Tunceli'deki lojmanında ölü bulunan Albay Kazım Çillioğlu ve kendisinden yaklaşık 1 yıl önce şüpheli bir uçak kazası sonucu hayatını kaybeden dönemin Jandarma Genel Komutanı Eşref Bitlis'in ölümlerindeki sır perdesi dikkat çekiyor. "Bitlis'in ekibi" olarak bilinen isimlerin belli bir zaman dilimi içerisinde şüpheli şekilde hayatlarını kaybetmeleri 'suikast' şüphelerini iyice artırıyor. Orgeneral Bitlis'e yakınlığı ile bilinen, Diyarbakır Jandarma Bölge Komutanı Tuğgeneral Bahtiyar Aydın, Adana Jandarma Bölge Komutanı Tuğgeneral Temel Cingöz, Mardin Jandarma Alay Komutanı Rıdvan Özden, Tunceli Jandarma Alay Komutanı Albay Kazım Çillioğlu, emekli Korgeneral Hulusi Sayın, Jandarma Binbaşı (JİTEM kurucusu) Cem Ersever şüpheli bir şekilde hayatlarını kaybetmişler veya öldürülmüşlerdi.
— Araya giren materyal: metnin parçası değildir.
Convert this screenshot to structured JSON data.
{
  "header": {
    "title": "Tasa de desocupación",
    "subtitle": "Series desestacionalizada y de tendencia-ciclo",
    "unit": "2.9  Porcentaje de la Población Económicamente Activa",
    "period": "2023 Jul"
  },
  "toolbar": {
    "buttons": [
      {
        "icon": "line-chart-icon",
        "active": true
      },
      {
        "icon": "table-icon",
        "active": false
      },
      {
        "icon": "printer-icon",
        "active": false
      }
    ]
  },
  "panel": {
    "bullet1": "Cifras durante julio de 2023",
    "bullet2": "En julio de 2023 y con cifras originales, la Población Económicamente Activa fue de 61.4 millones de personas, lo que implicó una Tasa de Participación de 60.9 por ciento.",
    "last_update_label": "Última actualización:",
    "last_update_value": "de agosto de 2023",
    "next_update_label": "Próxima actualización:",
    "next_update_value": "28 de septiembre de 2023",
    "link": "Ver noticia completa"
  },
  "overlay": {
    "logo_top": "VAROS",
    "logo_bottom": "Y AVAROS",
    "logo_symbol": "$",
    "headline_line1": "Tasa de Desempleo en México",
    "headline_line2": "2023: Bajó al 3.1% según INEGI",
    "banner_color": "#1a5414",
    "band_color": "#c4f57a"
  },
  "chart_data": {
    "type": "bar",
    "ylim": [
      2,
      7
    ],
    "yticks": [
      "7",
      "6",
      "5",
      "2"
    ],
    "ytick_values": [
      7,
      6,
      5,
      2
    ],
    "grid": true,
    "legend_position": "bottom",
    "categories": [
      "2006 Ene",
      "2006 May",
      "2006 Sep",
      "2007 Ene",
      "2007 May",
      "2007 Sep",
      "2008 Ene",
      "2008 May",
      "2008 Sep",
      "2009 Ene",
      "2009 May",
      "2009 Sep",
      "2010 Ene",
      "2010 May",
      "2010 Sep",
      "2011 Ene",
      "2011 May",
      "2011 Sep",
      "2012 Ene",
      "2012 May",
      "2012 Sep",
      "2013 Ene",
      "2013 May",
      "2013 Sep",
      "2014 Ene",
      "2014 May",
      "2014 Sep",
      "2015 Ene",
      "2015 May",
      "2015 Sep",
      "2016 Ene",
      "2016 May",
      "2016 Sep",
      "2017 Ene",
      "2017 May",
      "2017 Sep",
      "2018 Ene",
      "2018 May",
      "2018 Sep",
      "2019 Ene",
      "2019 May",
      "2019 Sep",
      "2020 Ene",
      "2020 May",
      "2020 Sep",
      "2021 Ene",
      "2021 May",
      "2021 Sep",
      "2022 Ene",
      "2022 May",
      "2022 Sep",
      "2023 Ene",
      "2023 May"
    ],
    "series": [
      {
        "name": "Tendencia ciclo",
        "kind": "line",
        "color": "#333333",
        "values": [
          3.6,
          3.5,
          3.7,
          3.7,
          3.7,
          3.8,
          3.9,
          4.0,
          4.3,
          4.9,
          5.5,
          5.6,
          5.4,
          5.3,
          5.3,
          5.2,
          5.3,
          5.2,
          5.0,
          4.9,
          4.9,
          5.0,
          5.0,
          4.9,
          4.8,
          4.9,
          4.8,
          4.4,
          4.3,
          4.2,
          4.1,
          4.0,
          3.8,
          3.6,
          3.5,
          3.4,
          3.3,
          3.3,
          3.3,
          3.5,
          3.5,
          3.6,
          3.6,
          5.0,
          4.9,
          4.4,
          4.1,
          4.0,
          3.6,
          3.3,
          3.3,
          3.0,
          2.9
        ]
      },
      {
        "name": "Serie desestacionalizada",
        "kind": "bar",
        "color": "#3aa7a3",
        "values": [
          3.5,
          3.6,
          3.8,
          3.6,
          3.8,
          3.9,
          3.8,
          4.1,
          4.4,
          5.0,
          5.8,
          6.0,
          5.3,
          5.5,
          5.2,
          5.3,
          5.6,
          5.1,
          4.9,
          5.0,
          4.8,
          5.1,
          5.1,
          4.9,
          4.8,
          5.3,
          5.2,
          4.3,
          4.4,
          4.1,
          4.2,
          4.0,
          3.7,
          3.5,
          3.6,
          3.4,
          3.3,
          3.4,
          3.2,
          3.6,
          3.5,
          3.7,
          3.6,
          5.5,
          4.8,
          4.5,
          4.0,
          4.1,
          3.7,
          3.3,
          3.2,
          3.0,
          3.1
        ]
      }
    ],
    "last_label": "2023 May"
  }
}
Ergenekon davasının sanık ve tanıkları Eşref Bitlis ve yakın çalışma arkadaşlarının öldürülmesi ile ilgili çarpıcı açıklamalarda bulunmuşlardı.
 
BAHTİYAR AYDIN SUİKASTI ESRARINI KORUYOR
Diyarbakır Jandarma Bölge Komutanlığı yaparken 22 Ekim 1993'te Diyarbakır Lice Asayiş Bölük Komutanlığı binası önünde Kanas marka suikast silahıyla gözünden vurularak şehit edilen Tuğgeneral Bahtiyar Aydın dosyası da Diyarbakır Cumhuriyet Başsavcılığı tarafından yeniden açılmıştı. Diyarbakır Başsavcılığı, Ergenekon savcılarından bilgi ve belge istemişti. Ergenekon soruşturması kapsamında ifadesi alınan PKK'nın eski 2 numaralı ismi Şemdin Sakık, "Tuğgeneral Aydın'ı PKK'nın değil Ergenekon yapılanmasının öldürdüğünü, terörün bitmemesini isteyen kişilerin 33 askerin şehit edilmesi ve Bahtiyar Aydın cinayetlerini gerçekleşirdiğini" iddia etmişti. 'Şüpheli' sıfatıyla ifade veren PKK'nın eski üst düzey yöneticilerinden Bülent Dumlu ise ifadesinde "Aydın'ı öldürenler terörün devam etmesini isteyen Ergenekon yapılanmasıdır" demişti. Aydın suikastında kullanılan Kanas marka suikast silahı daha sonra birdenbire ortadan 'kaybolmuştu'.